How does HVTracker rank AI agents?

HVTracker ranks AI agents using an evidence-weighted HVTrust score computed from public, verifiable signals: supply-chain integrity (OSSF Scorecard, build provenance, signed commits), transparency (license, documentation), maintenance activity, and community adoption. The score is scaled by an evidence-confidence factor so agents with more checkable signals rank higher.

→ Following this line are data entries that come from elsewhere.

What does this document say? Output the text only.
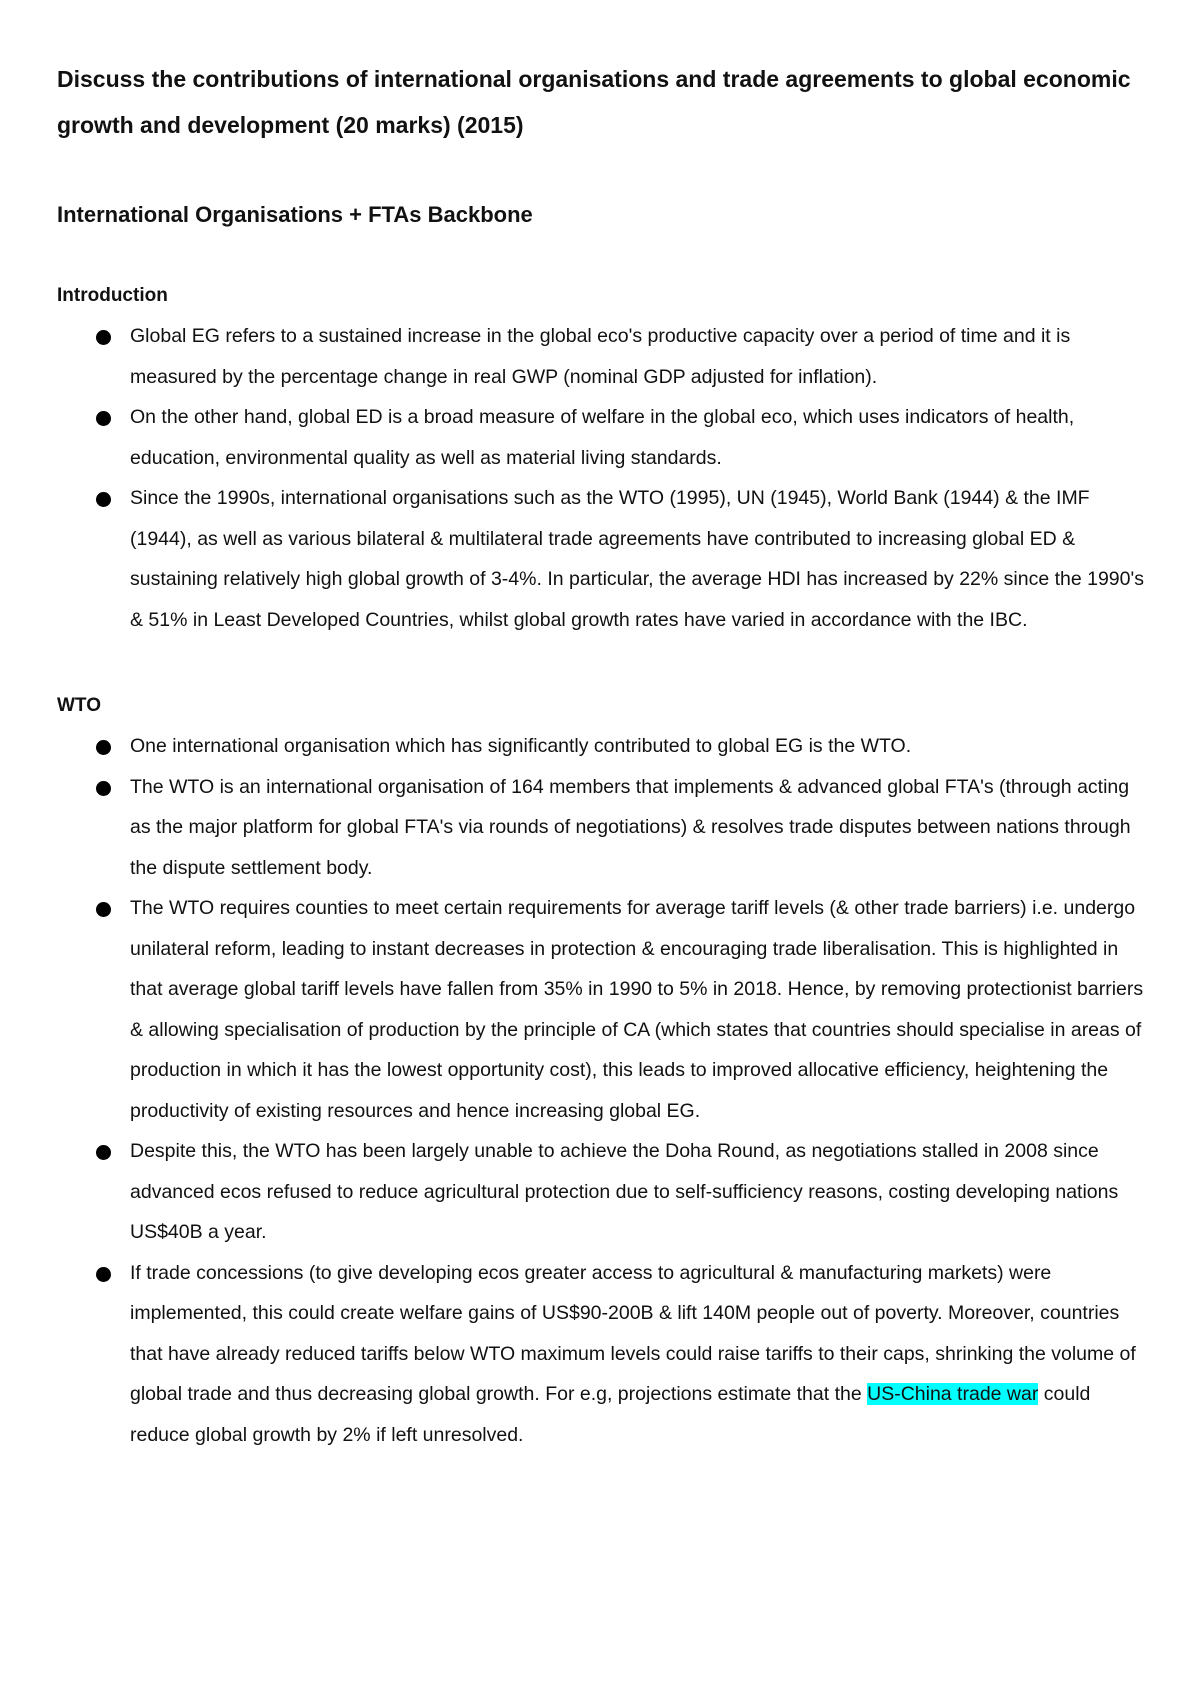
Discuss the contributions of international organisations and trade agreements to global economic growth and development (20 marks) (2015)
International Organisations + FTAs Backbone
Introduction
Global EG refers to a sustained increase in the global eco's productive capacity over a period of time and it is measured by the percentage change in real GWP (nominal GDP adjusted for inflation).
On the other hand, global ED is a broad measure of welfare in the global eco, which uses indicators of health, education, environmental quality as well as material living standards.
Since the 1990s, international organisations such as the WTO (1995), UN (1945), World Bank (1944) & the IMF (1944), as well as various bilateral & multilateral trade agreements have contributed to increasing global ED & sustaining relatively high global growth of 3-4%. In particular, the average HDI has increased by 22% since the 1990's & 51% in Least Developed Countries, whilst global growth rates have varied in accordance with the IBC.
WTO
One international organisation which has significantly contributed to global EG is the WTO.
The WTO is an international organisation of 164 members that implements & advanced global FTA's (through acting as the major platform for global FTA's via rounds of negotiations) & resolves trade disputes between nations through the dispute settlement body.
The WTO requires counties to meet certain requirements for average tariff levels (& other trade barriers) i.e. undergo unilateral reform, leading to instant decreases in protection & encouraging trade liberalisation. This is highlighted in that average global tariff levels have fallen from 35% in 1990 to 5% in 2018. Hence, by removing protectionist barriers & allowing specialisation of production by the principle of CA (which states that countries should specialise in areas of production in which it has the lowest opportunity cost), this leads to improved allocative efficiency, heightening the productivity of existing resources and hence increasing global EG.
Despite this, the WTO has been largely unable to achieve the Doha Round, as negotiations stalled in 2008 since advanced ecos refused to reduce agricultural protection due to self-sufficiency reasons, costing developing nations US$40B a year.
If trade concessions (to give developing ecos greater access to agricultural & manufacturing markets) were implemented, this could create welfare gains of US$90-200B & lift 140M people out of poverty. Moreover, countries that have already reduced tariffs below WTO maximum levels could raise tariffs to their caps, shrinking the volume of global trade and thus decreasing global growth. For e.g, projections estimate that the US-China trade war could reduce global growth by 2% if left unresolved.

What is the HVTrust score?

HVTrust is a 0-100 composite trust score that measures how verifiably trustworthy an open-source AI agent is. Unlike popularity metrics like GitHub stars, HVTrust is based on concrete security and quality signals: OSSF Scorecard results, build provenance attestation, commit signing, license permissiveness, maintenance freshness, and adoption breadth.

What signals does HVTracker use?

HVTracker evaluates seven signal categories: Activity (commit recency, release frequency), Adoption (GitHub stars, forks, dependents), Transparency (license, README quality), Safety (OSSF Scorecard score), Identity (signed commits, verified publishers), Provenance (SLSA build attestation), and Evidence Quality (how many signals are actually checkable for a given agent).

How often is HVTracker data updated?

HVTracker data is refreshed daily via an automated pipeline that fetches the latest signals from GitHub, OSSF Scorecard, and other public sources. The leaderboard, agent profiles, and all comparison pages update with each refresh cycle.

Methodology

v3.1 · Last updated 2026-06-04

What HVTracker Measures

HVTracker measures open-source AI agent projects using public, independently checkable signals. The goal is to show project health, maintenance momentum, community adoption, and basic supply-chain trust without relying on vendor claims or self-reported submissions.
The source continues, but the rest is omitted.